Rainer Helmbrecht 14.07.2015
Ich kannte meine Frau seit Kindertagen und von daher weiss ich, sie war ein medizinisches Wunder, sie hatte immer, wenn in der Schule Sport angesagt war, ihre Tage, das fiel sogar ihren Lehrern auf, aber die konnten sich gegen dieses Naturgesetz nicht Wehren. MfG. Rainer
2. Voll meine Zustimmung
nika 14.07.2015
Ich selbst hatte schon immer Beschwerden während der Tage, die sich seit meiner Jugend verstärkt hatten. Medikamente wollte ich nicht nehmen. Mein Arzt hat mir daraufhin geraten, doch Ausdauersport zu treiben, also Laufen, Walken, Radfahren, Gymnastik oder so. Diesen Rat hatte ich beherzigt und fahre seitdem regelmäßig mit dem "Radl" hin und her und muss zugeben, dass sich die Beschwerden seitdem im Rahmen halten. Auch prämenstruale Depressionen, die ich vorher recht häufig hatte, sind seitdem abgeklungen.
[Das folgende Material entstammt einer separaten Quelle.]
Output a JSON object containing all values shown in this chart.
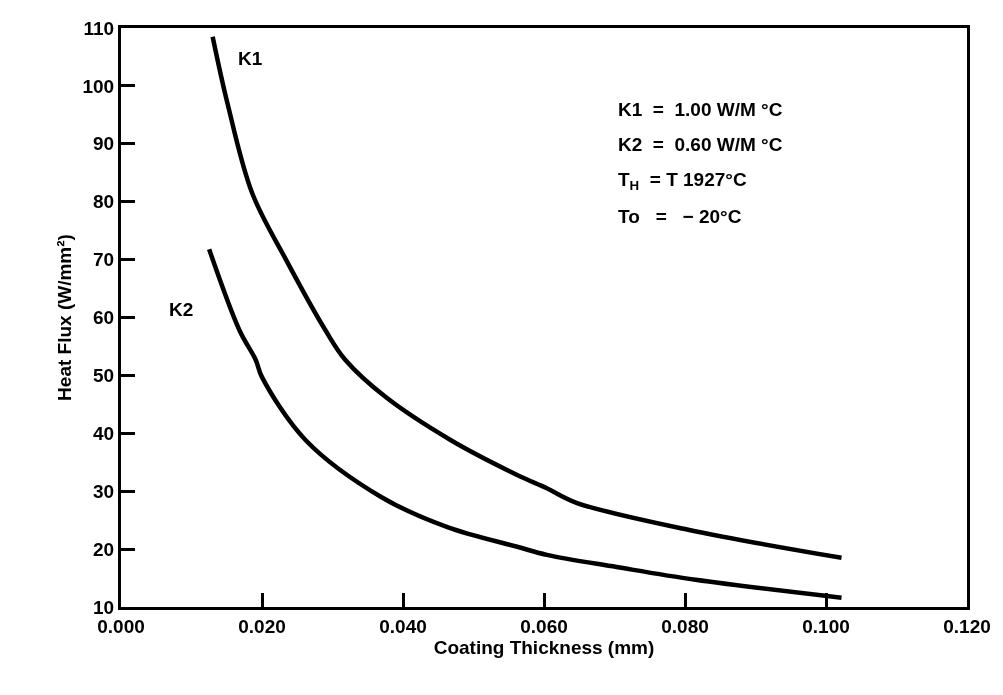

Also ich kann daher nur Jedem raten in diese Richtung was zu unternehmen. Sich nur zu Hause verkriechen und jammern, dass der Bauch weh tut, hilft nichts und macht es nur noch schlimmer.
3. Da
bafibo 14.07.2015
habe ich andere Erfahrungen: Am Tag vor dem Einsetzen der Periode hatte ich immer das Gefühl, Bäume ausreißen zu können, und ich war an diesen Tagen auch häufig aktiver als sonst (aber Leistungssport habe ich nie betrieben). Zudem hätte ich Probleme bekommen, Wettkämpfe zu planen, denn mein Zyklus war immer unregelmäßig und schwankte zwischen 30 und 35 Tagen (von wegen 28 Tage, das scheint mir ein statistisches Artefakt zu sein). Wie ich mal zu einer Freundin sagte, die behauptete, ihre Periode wäre regelmäßig wie ein Uhrwerk: "wenn meine Periode eine Uhr wäre, hätte ich sie schon längst weggeschmissen". Ich bzweifle, daß ich mit diesem Regelmäßigkeitsproblem alleine bin - aber natürlich läßt sich der Zyklus mit Hilfe der Pille zur Regelmäßigkeit zwingen.
4. Zyklus
christiana.springer 14.07.2015
Mit der Pille hat man ja auch keinen Zyklus mehr und hormonell wird man dauerhaft in einen zustand versetzt, die der zeit vor der Menstruation ähnelt. Daher leiden ja sehr viele Frauen,die die Pille nehmen an den typjschen PMS Problemen. Auch hier hat man dauerhaft eine erhöhte Körpertemperatur daher erschliesst mir der Vorteil nicht den Profi Sportlerinnen haben könnten. Votallem wenn der Muskelaufbau unter der Pille leidet ist dies ja kontraproduktiv.
5. Dieser Artikel...
joco0708 14.07.2015
ist einer der dümmsten Berichte die ich jemals gelesen habe.